C'è un'altra osservazione che vorrei fare: si parla tanto di eliminare le «barriere architetto­niche»: guardatevi attorno in questa bella sala che ci ospita e che è certamente di recente co­struzione (dopo la legge 118), ci sono dei gradini così stretti che i miei piedi ci entrano solo a metà, eppure io porto scarpe n. 42, il pavimento di marmo lucidissimo, le porte tutte a vetri senza nessun contrassegno, ottime per sbatterci la testa.

Il presidente dell'Azienda autonoma di soggior­no e turismo ha parlato della grande utilità dei soggiorni al mare per gli anziani, naturalmente nella stagione morta. L'architetto non ha pensato certo agli anziani o agli handicappati.
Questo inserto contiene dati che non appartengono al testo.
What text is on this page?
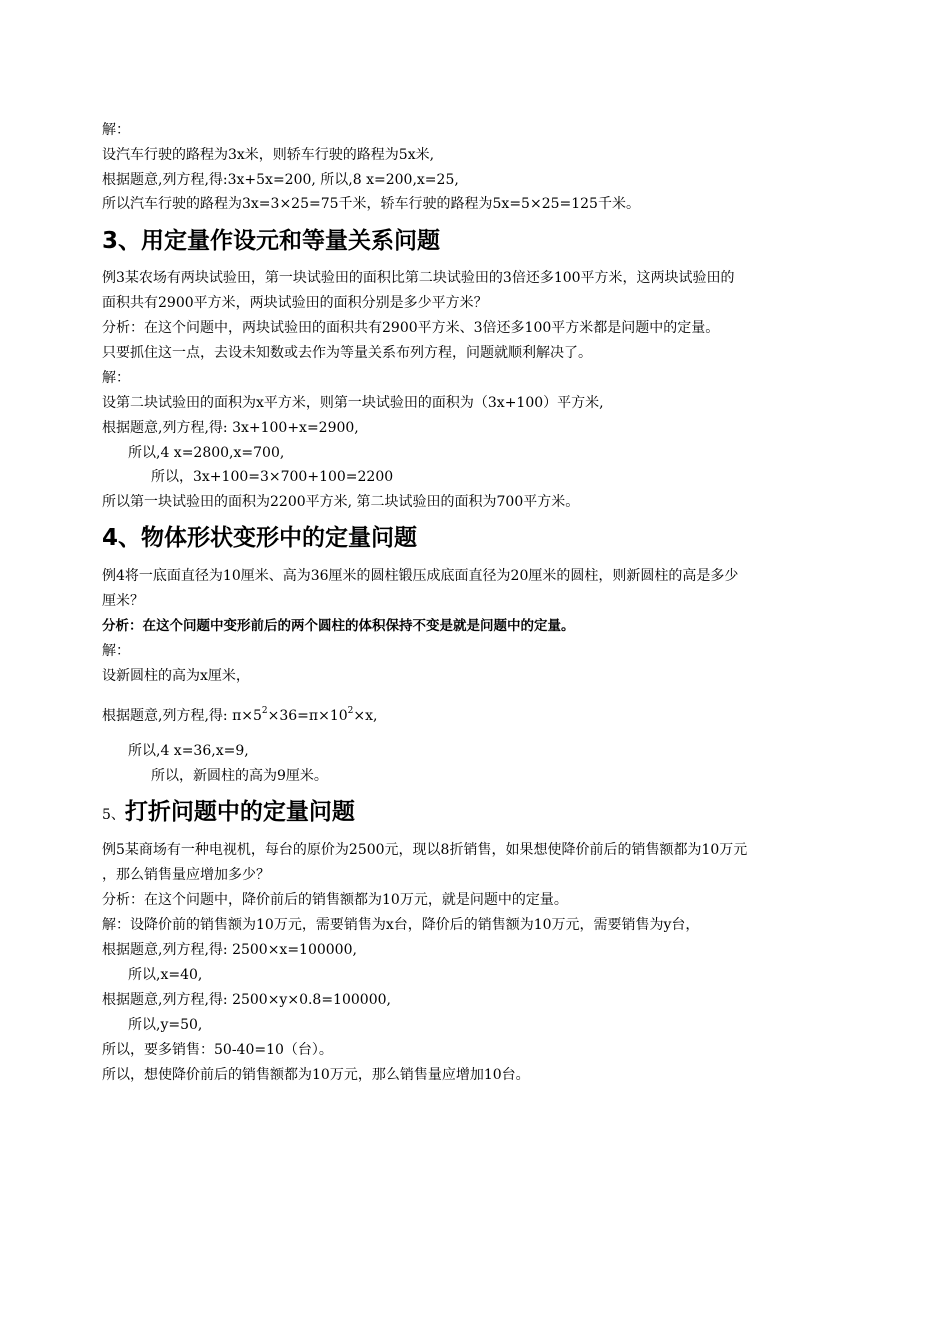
解：
设汽车行驶的路程为3x米，则轿车行驶的路程为5x米,
根据题意,列方程,得:3x+5x=200, 所以,8 x=200,x=25,
所以汽车行驶的路程为3x=3×25=75千米，轿车行驶的路程为5x=5×25=125千米。
3、用定量作设元和等量关系问题
例3某农场有两块试验田，第一块试验田的面积比第二块试验田的3倍还多100平方米，这两块试验田的
面积共有2900平方米，两块试验田的面积分别是多少平方米？
分析：在这个问题中，两块试验田的面积共有2900平方米、3倍还多100平方米都是问题中的定量。
只要抓住这一点，去设未知数或去作为等量关系布列方程，问题就顺利解决了。
解：
设第二块试验田的面积为x平方米，则第一块试验田的面积为（3x+100）平方米,
根据题意,列方程,得: 3x+100+x=2900,
所以,4 x=2800,x=700,
所以，3x+100=3×700+100=2200
所以第一块试验田的面积为2200平方米, 第二块试验田的面积为700平方米。
4、物体形状变形中的定量问题
例4将一底面直径为10厘米、高为36厘米的圆柱锻压成底面直径为20厘米的圆柱，则新圆柱的高是多少
厘米？
分析：在这个问题中变形前后的两个圆柱的体积保持不变是就是问题中的定量。
解：
设新圆柱的高为x厘米，
根据题意,列方程,得: $\pi\times 5^2\times 36=\pi\times 10^2\times x$,
所以,4 x=36,x=9,
所以，新圆柱的高为9厘米。
5、打折问题中的定量问题
例5某商场有一种电视机，每台的原价为2500元，现以8折销售，如果想使降价前后的销售额都为10万元
，那么销售量应增加多少？
分析：在这个问题中，降价前后的销售额都为10万元，就是问题中的定量。
解：设降价前的销售额为10万元，需要销售为x台，降价后的销售额为10万元，需要销售为y台，
根据题意,列方程,得: 2500×x=100000,
所以,x=40,
根据题意,列方程,得: 2500×y×0.8=100000,
所以,y=50,
所以，要多销售：50-40=10（台）。
所以，想使降价前后的销售额都为10万元，那么销售量应增加10台。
E poi viene un dubbio: faranno proprio tanto bene questi sog­giorni climatici indiscriminati fatti fare agli an­ziani senza controllo medico preventivo, o faran­no bene ai bilanci delle Aziende di soggiorno dato che si svolgono appunto nella stagione morta?

Quello che è certo è che i ricoveri post-villeg­giatura nei reparti geriatrici sono numerosissimi: gli scompensi di cuore, le broncopolmoniti non si contano; i diabetici che approfittano della villeg­giatura per mangiare tutto quello che non devono sono all'ordine del giorno.

Allora noi diciamo: villeggiatura sì, ma con giudizio.

 

 

INTERVENTO di Maria Luisa Spaccatini Moroni,

Centro sociale di assistenza geriatrica del Comune di Terni

 

Per chi come me opera da anni in concreto nel campo e sul campo degli anziani, è doveroso rilevare che quando si programmano interventi in favore di questa fascia di cittadini, è indispen­sabile additare alla pubblica opinione le reali con­dizioni in cui si trovano i vecchi ricoverati nelle ancor troppo numerose case di riposo.

Sarebbe infatti inconcepibile che si continuas­se ad imbandire sull'argomento «anziani» tavole più o meno rotonde, e si versassero ancora sulla materia fiumi di inchiostro e di parole, che si orga­nizzassero incontri ad uso esclusivo degli esper­ti, se non ci si rendesse conto che l'unica via percorribile per ridefinire finalmente la condi­zione «anziana» nel nostro paese, è quella che inizia dal fondo, dalla cruda realtà dell'ospizio nella quale prima o poi, volente o nolente, l'at­tuale società deve imparare a calarsi.

Infatti questi organismi di ricovero, che nella maggior parte del territorio nazionale costitui­scono ancor oggi l'unico intervento riservato agli anziani, rappresentano il fulcro e l'alimento dei processi che determinano ed accentuano la loro emarginazione.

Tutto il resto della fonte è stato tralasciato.